Group flow. When you find Flow by yourself, it’s one of the most wonderful, powerful experiences you can enjoy. When you find Flow in a group, it’s even more powerful. Part of it is the extra energy and aggression of wanting to hang with the crew. Part is your shared respect and sense of safety. A huge part is a shared goal: In our case to ride well. At the top of the descent I was like, Let’s make this smooth and pretty. That’s a great goal — and another Flow trigger.
Plus faster is generally funner. If you have the skills and focus, when you go fast enough the demands on your system are so extreme that your conscious mind is too slow, and your subconscious has to take over.
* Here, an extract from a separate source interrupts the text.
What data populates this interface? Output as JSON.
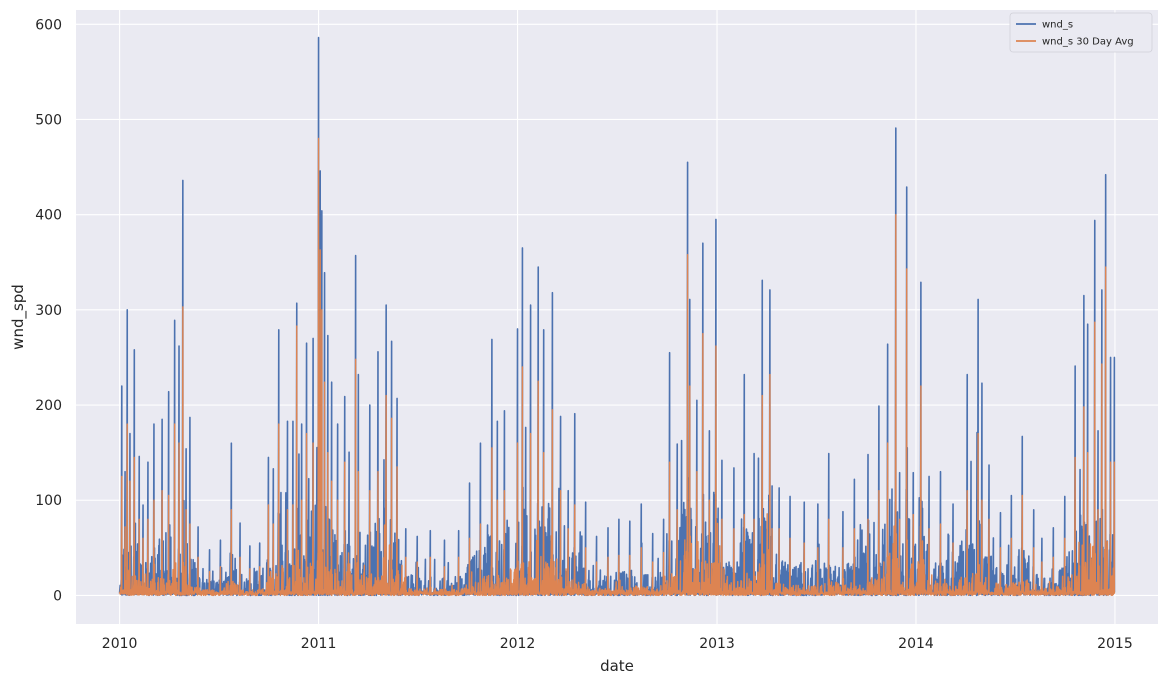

Hence the glorious feeling of no mind. When you’re not feeling your mind, it can’t bother you.
Suspension setup. Minor but worth mentioning. Every suspension tune is a compromise. My suspension works best at my sweet-spot speed. It was OK in Ride 1 but excellent in Ride 2.
Donut power! I had a donut right before Ride 2. A bit of happiness plus lots of sugar. That can’t hurt!!
How about you? What changes your rides from “that was nice” to Mega Stoke?